Sekitar dua tahun lalu, dua tulisan Sukidi Mulyadi, Ph.D. menghiasi majalah Suara Muhammadiyah, Edisi 10/106, 16-31 Mei 2021 dan Edisi 11/106, 1-15 Juni 2021. Kedua tulisan dalam majalah tersebut berjudul: “Tidak Ada Makna Dalam Al-Qur’an” dan “Kontradiksi Makna dalam Mekanisme Pewahyuan.”
Saya tidak akan jauh menanggapi apa konten dari kedua tulisan mas Sukidi. Terus terang, saya bukan ahli, saya tidak tahu apa-apa.
Kita langsung pada sesuatu yang nampak sederhana, tetapi perlu kita mengajukan beberapa pertanyaan. Katakanlah, jika membicarakan tentang wahyu dan tulisan. Jangankan makna, wahyu tanpa teks tertulis dalam bahasa anak gaul disebut Gaje, “Gak jelas” malah kita tidak tahu apa-apa. Wahyu tanpa dipadatkan dalam bentuk tulisan dan tanpa dimaterialisasi dalam bentuk buku dan bentuk material lainnya, maka kita bisa apa?
Sejauh ini, kita sadar, bahwa tulisan sebagai tanda-tanda dan jejak-jejak. “Sang Penulis–Penyuara” lebih mengetahui apa yang dimaksud dengan tulisan atau teks tertulis.
Suara belaka apalagi tidak diketahui darimana sumbernya, bisa jadi orang cuma melongoh. Ini mungkin terlalu jauh, firman Tuhan tanpa tulisan, maka “aku tidak tahu.”

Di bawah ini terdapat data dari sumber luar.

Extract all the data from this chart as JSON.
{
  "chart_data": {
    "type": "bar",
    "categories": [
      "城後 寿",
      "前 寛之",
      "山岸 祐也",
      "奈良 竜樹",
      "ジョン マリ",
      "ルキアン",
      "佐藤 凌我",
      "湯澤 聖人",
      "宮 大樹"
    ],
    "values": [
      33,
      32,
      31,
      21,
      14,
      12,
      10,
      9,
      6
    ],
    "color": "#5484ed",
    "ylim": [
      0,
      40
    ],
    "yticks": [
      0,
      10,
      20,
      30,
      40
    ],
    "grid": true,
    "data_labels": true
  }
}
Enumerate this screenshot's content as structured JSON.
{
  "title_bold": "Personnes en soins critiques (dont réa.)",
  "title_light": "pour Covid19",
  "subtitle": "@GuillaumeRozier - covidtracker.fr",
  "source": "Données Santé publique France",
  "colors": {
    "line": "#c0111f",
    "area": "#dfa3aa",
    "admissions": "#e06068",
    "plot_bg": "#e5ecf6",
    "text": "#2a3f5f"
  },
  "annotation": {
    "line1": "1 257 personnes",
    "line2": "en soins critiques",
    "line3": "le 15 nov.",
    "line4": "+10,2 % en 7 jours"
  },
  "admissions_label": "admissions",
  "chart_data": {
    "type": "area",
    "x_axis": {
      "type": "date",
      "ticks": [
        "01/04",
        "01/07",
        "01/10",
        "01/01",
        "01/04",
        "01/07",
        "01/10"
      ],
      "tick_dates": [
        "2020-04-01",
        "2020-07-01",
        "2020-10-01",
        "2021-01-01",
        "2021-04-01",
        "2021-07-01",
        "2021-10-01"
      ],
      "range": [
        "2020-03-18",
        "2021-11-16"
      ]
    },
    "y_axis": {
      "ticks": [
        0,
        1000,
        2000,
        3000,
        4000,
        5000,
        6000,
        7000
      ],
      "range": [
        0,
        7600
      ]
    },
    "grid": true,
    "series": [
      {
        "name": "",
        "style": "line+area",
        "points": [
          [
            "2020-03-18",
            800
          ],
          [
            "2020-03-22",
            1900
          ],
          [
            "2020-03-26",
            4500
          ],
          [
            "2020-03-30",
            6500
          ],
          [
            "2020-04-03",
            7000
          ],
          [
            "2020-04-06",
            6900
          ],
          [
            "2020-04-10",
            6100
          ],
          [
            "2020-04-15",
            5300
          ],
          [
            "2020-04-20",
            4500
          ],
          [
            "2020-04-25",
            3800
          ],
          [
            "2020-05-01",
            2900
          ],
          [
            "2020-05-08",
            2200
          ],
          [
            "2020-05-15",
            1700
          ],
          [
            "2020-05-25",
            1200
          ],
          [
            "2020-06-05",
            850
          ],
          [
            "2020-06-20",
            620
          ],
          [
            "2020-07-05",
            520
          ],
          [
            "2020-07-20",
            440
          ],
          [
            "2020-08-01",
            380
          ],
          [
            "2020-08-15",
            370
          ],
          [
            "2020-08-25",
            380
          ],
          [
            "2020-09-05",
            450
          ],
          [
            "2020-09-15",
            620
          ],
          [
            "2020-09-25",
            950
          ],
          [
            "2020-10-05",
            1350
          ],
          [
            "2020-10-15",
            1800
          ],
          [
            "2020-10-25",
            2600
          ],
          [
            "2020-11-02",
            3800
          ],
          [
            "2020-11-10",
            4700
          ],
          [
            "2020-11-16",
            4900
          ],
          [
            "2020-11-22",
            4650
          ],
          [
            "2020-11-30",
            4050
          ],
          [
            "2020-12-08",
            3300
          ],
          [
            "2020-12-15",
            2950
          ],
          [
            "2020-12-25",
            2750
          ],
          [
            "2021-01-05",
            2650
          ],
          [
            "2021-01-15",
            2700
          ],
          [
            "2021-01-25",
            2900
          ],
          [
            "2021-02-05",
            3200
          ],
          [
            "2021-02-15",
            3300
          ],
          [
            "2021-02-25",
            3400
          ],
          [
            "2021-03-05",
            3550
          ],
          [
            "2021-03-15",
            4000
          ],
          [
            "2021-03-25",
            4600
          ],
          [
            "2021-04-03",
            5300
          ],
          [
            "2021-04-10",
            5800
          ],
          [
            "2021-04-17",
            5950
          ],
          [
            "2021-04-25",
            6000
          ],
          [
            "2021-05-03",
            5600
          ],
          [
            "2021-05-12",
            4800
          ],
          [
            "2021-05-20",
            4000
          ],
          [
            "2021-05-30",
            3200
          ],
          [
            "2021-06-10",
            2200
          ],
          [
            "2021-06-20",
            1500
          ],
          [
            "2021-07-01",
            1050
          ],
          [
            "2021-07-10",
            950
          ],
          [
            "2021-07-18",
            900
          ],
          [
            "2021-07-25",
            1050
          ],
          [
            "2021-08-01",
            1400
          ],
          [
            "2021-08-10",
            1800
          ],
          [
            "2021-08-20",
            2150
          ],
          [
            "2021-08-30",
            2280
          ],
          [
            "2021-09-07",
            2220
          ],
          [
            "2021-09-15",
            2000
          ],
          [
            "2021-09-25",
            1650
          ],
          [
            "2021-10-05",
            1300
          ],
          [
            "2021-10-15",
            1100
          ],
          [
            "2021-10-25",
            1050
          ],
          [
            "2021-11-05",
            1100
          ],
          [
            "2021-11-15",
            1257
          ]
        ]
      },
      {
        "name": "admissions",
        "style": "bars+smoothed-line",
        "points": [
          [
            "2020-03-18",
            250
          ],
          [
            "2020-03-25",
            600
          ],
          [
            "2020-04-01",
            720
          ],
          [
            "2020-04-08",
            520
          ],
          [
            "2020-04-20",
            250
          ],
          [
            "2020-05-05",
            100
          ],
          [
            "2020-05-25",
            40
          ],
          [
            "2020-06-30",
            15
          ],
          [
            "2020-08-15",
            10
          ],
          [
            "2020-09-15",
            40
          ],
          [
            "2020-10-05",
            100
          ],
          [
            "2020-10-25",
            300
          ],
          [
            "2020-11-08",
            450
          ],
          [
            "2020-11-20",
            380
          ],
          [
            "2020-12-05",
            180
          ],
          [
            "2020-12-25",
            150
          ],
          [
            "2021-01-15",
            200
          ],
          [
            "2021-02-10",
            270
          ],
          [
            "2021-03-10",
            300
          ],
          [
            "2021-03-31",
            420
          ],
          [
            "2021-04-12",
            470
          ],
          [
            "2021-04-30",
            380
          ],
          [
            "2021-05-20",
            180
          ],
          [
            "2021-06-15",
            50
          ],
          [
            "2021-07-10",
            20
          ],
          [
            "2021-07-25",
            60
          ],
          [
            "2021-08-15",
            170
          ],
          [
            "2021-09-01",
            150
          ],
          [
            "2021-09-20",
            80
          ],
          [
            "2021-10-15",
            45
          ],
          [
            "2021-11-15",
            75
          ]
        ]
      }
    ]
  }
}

Jadi, jangan nanya bagaimana dengan makna. Belum lagi mengenai ketidakpastian makna atau ketidakhadiran makna transendental setelah tulisan muncul dihadapan kita.
Seandainya wahyu hanya mengandalkan suara atau lafas, betapa naif dan begitu sulitnya kita mengetahui, memahami, memikirkan, menghayati, menafsirkan hingga mengamalkan apa-apa kandungan ayat demi ayat Allah. Apa jadinya wahyu tanpa mushaf, tanpa teks tertulis dalam Al-Qur’an. Saya yakin, kita tidak bisa berbuat apa-apa.
Kita membayangkan, bahwa setiap wahyu turun ke Nabi SAW melalui perantara Malaikat Jibril AS yang tidak dicatat dan ditulis, maka bukan hanya makna, tetapi juga jejak-jejak akan ikut lenyap. Bisa jadi, jejak-jejak lenyap karena tidak ada teks tertulis membuat wahyu tinggal suara atau lafas belaka.
Wahyu tanpa tulisan akan sulit tertanam dalam ingatan setiap individu akan berimplikasi pada ketidakhadiran penafsiran hingga pemikiran baru dan berbeda.
Dari bahasa tulisan, ia tidak lebih kuat daripada tubuh. Tulisan berkorespondensi dengan wahyu, bacaan dengan suara Ilahi dan dengan lafas yang sempurna. Kita bisa membayangkan tentang apa dan bagaimana suara Ilahi menggema dan menggetarkan menandai wahyu turun dari langit. Hanya Malaikat Jibril AS dan Nabi Muhammad SAW yang bisa menggambarkannya.
Pernyataan seperti belum tentu apa yang dimaksudkan oleh wahyu sama dengan maksud dari tulisan yang ditulis oleh penulis. Persis, belum tentu apa yang dimaksudkan dari makna atas teks Al-Qur’an dari penafsir dengan pikirannya sama dengan pikiran pembaca.